Other legislative achievements include securing funding for needy blind people, equal treatment in jury service, voting assistance for blind people, fair-insurance coverage, access rights and guaranteed equal access to kindergarten for blind children. He also established a statewide task force to address high unemployment rates among employable blind citizens.
Capps has been instrumental in establishing a training program for teachers of blind people at the University of South Carolina. The program will be available in fall, 2001.
He has served on the Board of Directors of the National Federation of the Blind since 1959 and has represented the NFB at conferences around the world--recently returning from a trip to Australia. He served as President of the NFB of South Carolina for thirty years and was recently named President Emeritus. At that time South Carolina Governor Jim Hodges gave him the highest honor a South Carolina governor can bestow--the Order of the Palmetto.
Recognizing a great need for low-cost recreational opportunities, Capps established a camp for blind people. Located in the scenic mountains of northern Pickens County, Rocky Bottom Camp is open year-round free of charge to blind South Carolinians and their immediate families. The thirty-acre camp is the site for a variety of recreational and educational activities including children's and seniors' camps and workshops. Owned and operated by blind people, the camp has confirmed the belief that fellowship and interaction are the best therapies for a person who is experiencing permanent blindness.

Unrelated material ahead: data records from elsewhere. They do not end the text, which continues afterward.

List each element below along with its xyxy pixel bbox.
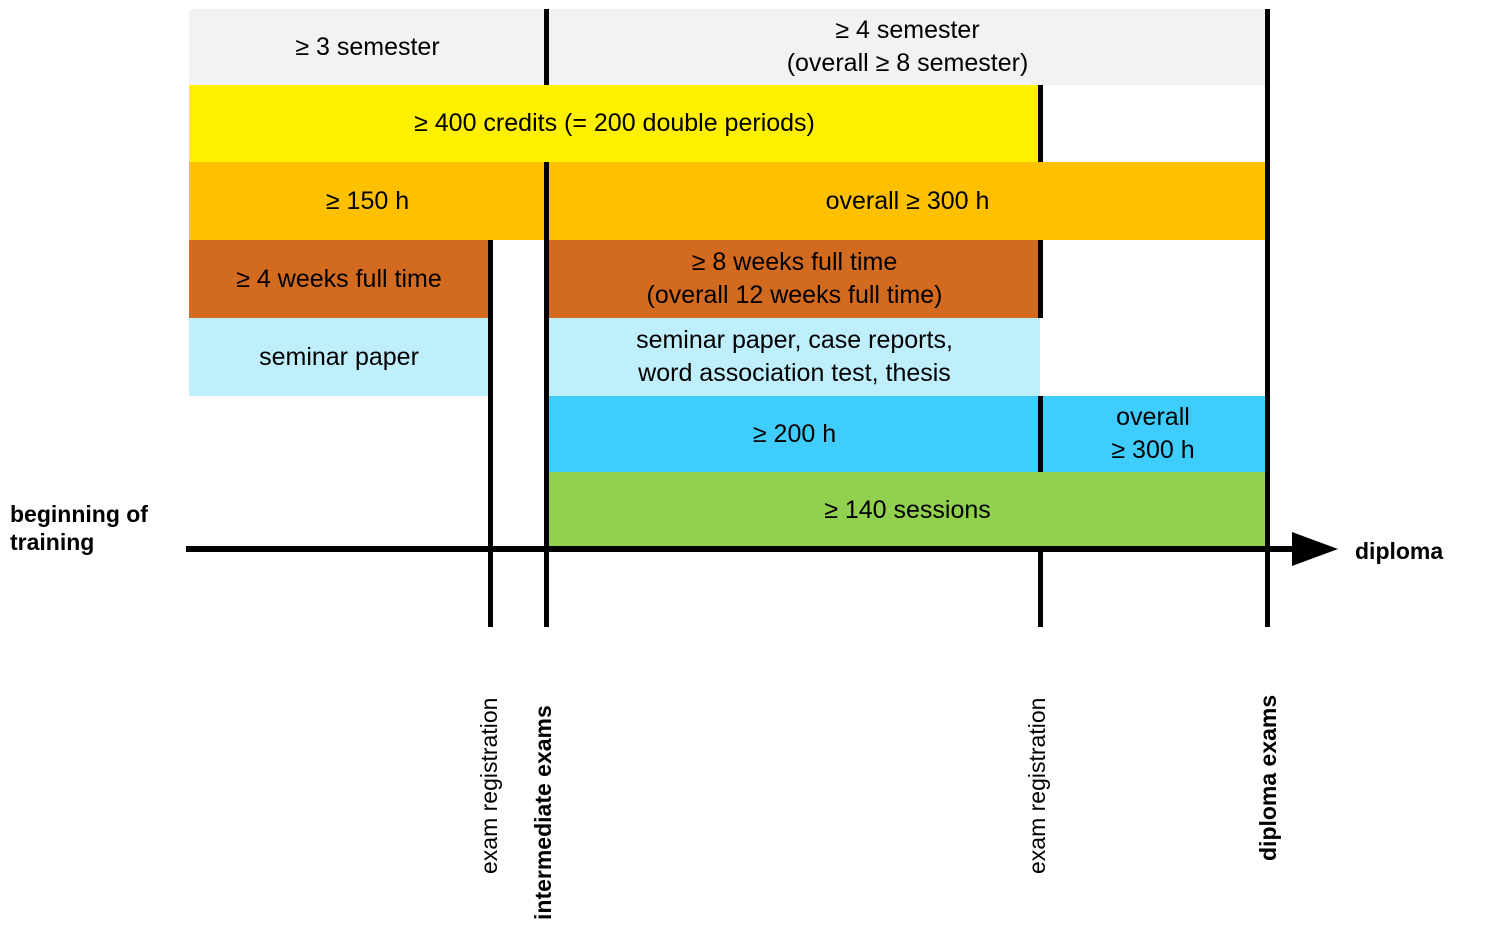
hours-block-1-label: ≥ 150 h bbox=[325, 186, 410, 215]
hours-block-2-label: overall ≥ 300 h bbox=[825, 186, 990, 215]
hours-block-3: ≥ 200 h bbox=[549, 396, 1040, 472]
diploma-exams-line bbox=[1265, 9, 1270, 627]
credits-block-label: ≥ 400 credits (= 200 double periods) bbox=[414, 109, 815, 137]
semester-block-2: ≥ 4 semester (overall ≥ 8 semester) bbox=[549, 9, 1266, 85]
exam-registration-line-2-bottom bbox=[1038, 396, 1043, 472]
milestone-diploma-exams: diploma exams bbox=[1255, 694, 1281, 861]
paper-block-1: seminar paper bbox=[189, 318, 489, 396]
hours-block-1: ≥ 150 h bbox=[189, 162, 546, 240]
sessions-block: ≥ 140 sessions bbox=[549, 472, 1266, 548]
intermediate-exams-line bbox=[544, 9, 549, 85]
weeks-block-1: ≥ 4 weeks full time bbox=[189, 240, 489, 318]
weeks-block-1-label: ≥ 4 weeks full time bbox=[236, 264, 442, 293]
hours-block-2: overall ≥ 300 h bbox=[549, 162, 1266, 240]
exam-registration-line-2-lower bbox=[1038, 240, 1043, 318]
timeline-end-label: diploma bbox=[1355, 538, 1444, 564]
paper-block-2-label: seminar paper, case reports, word associ… bbox=[636, 326, 953, 387]
semester-block-1-label: ≥ 3 semester bbox=[295, 32, 440, 61]
weeks-block-2-label: ≥ 8 weeks full time (overall 12 weeks fu… bbox=[646, 248, 943, 309]
exam-registration-line-2-axis bbox=[1038, 548, 1043, 627]
timeline-axis bbox=[186, 546, 1296, 552]
exam-registration-line-1 bbox=[488, 240, 493, 627]
timeline-arrowhead-icon bbox=[1292, 532, 1338, 566]
intermediate-exams-line-lower bbox=[544, 162, 549, 627]
paper-block-2: seminar paper, case reports, word associ… bbox=[549, 318, 1040, 396]
timeline-start-label: beginning of training bbox=[10, 501, 148, 555]
credits-block: ≥ 400 credits (= 200 double periods) bbox=[189, 85, 1040, 162]
milestone-intermediate-exams: intermediate exams bbox=[530, 705, 556, 920]
exam-registration-line-2 bbox=[1038, 85, 1043, 162]
semester-block-1: ≥ 3 semester bbox=[189, 9, 546, 85]
hours-block-3-label: ≥ 200 h bbox=[752, 419, 837, 448]
weeks-block-2: ≥ 8 weeks full time (overall 12 weeks fu… bbox=[549, 240, 1040, 318]
milestone-exam-registration-2: exam registration bbox=[1024, 697, 1050, 874]
hours-block-4: overall ≥ 300 h bbox=[1040, 396, 1266, 472]
semester-block-2-label: ≥ 4 semester (overall ≥ 8 semester) bbox=[786, 16, 1029, 77]
milestone-exam-registration-1: exam registration bbox=[476, 697, 502, 874]
sessions-block-label: ≥ 140 sessions bbox=[824, 495, 991, 524]
hours-block-4-label: overall ≥ 300 h bbox=[1111, 403, 1195, 464]
paper-block-1-label: seminar paper bbox=[259, 342, 419, 371]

Other activities include serving as editor of the statewide Palmetto Blind magazine and former president of the Forest Acres Rotary Club in Columbia.

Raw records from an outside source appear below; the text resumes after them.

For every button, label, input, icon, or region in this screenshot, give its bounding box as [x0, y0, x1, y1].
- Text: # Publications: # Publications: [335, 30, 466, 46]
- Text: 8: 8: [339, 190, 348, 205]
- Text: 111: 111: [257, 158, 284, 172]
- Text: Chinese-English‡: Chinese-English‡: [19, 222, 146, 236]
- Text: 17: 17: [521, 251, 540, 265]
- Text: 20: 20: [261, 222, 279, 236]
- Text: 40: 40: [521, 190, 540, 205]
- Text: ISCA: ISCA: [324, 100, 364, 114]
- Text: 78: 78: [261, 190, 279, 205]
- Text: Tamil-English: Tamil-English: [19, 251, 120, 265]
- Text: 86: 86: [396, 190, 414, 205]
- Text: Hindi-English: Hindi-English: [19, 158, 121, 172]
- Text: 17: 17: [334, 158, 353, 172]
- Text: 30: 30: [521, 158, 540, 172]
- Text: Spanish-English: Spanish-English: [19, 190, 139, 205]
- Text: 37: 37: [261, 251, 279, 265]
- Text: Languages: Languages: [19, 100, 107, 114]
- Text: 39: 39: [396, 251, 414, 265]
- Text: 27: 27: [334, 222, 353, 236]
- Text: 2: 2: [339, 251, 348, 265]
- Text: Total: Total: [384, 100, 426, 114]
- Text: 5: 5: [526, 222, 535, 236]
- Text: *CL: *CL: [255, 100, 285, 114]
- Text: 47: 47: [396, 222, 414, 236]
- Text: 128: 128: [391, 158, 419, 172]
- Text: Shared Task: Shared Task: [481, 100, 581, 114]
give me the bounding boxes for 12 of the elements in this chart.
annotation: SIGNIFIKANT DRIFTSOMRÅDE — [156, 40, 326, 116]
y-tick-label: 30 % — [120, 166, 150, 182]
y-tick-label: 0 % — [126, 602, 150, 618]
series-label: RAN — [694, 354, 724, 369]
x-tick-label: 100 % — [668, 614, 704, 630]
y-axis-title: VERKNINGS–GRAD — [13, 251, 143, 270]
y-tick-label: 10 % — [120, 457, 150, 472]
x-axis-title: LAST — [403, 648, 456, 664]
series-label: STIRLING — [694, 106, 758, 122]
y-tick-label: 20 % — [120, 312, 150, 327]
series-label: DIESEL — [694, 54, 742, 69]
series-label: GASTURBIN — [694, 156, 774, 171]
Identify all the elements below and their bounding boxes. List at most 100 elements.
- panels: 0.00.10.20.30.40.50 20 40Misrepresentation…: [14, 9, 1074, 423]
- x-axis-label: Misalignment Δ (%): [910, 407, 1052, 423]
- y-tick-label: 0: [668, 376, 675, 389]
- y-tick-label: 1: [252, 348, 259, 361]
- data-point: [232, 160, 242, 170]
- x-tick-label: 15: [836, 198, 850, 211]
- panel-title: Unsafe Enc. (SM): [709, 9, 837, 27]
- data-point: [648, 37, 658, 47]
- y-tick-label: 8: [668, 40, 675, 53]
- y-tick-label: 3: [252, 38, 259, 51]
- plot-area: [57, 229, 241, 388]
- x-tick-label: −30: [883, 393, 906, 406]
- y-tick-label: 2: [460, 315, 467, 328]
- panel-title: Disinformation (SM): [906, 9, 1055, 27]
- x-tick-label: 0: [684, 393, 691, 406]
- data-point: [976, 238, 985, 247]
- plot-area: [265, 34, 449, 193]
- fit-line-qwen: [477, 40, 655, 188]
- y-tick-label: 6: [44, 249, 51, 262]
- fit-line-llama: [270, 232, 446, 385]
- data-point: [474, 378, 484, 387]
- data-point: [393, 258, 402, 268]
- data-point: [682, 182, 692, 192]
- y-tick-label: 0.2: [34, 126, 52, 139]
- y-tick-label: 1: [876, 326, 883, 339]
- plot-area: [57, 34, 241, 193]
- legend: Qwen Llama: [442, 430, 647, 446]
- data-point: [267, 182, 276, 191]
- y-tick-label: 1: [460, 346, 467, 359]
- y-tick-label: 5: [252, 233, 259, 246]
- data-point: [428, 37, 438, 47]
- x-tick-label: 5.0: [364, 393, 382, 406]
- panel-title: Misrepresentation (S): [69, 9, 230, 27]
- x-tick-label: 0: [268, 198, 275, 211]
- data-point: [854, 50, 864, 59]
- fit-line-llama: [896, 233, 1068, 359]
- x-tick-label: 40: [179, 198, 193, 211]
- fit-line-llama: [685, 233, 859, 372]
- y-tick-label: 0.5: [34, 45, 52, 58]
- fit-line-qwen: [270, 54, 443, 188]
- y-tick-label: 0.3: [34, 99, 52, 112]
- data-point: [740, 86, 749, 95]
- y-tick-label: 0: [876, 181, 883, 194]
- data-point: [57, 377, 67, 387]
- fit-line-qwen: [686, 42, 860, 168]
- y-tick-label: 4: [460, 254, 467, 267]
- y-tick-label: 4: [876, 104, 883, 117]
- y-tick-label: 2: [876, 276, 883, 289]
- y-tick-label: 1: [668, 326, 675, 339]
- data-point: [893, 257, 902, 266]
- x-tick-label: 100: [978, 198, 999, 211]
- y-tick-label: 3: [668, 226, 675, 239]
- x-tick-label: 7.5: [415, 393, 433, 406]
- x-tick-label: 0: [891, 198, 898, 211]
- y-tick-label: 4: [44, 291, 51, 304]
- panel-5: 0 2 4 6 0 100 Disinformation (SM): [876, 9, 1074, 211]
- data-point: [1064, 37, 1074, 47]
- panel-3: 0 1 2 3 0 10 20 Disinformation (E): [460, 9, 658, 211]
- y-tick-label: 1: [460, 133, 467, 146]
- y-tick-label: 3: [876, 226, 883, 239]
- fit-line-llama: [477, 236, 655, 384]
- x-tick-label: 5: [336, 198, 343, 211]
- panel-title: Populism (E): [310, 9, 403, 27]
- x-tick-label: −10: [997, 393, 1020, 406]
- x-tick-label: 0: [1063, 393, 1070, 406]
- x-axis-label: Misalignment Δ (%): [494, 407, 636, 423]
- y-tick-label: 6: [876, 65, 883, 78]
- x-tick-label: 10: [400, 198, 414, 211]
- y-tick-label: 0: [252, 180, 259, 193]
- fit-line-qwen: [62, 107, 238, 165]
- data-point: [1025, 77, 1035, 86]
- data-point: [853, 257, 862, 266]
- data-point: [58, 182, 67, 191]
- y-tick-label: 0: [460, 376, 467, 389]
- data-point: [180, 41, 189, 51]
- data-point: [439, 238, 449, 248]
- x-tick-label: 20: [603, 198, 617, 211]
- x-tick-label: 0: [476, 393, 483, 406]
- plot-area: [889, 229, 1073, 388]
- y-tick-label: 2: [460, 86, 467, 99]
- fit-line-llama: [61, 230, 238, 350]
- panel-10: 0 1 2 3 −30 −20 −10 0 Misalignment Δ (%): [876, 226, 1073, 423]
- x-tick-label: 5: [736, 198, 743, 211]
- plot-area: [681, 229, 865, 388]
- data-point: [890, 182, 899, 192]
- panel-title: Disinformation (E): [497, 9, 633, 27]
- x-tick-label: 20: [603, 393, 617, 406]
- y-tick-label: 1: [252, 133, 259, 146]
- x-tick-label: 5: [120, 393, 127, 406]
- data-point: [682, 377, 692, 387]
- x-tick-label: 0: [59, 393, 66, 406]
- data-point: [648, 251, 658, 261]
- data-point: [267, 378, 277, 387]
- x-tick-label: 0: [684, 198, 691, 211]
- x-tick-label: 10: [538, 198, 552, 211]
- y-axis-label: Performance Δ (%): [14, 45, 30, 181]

Other honors include the state Outstanding Leader in Education Award in 1993, the Jefferson Award for public service in 1999, and the Colonel's Way Award for Community Service in South Carolina by the national KFC restaurant chain.
Capps's service continues to make a difference every day in the lives of blind people. A man who had been depressed about his loss of vision wept when Capps visited his home. "You are the first blind person who has ever visited me," the man told Capps. Because of Capps's encouragement and friendship, the man is now serving as the president of a local chapter of the National Federation of the Blind.
As the president of the South Carolina School for the Deaf and the Blind, Dr. Breitweiser said in a tribute to Capps, "He is truly an angel sent to watch over and serve individuals who are blind."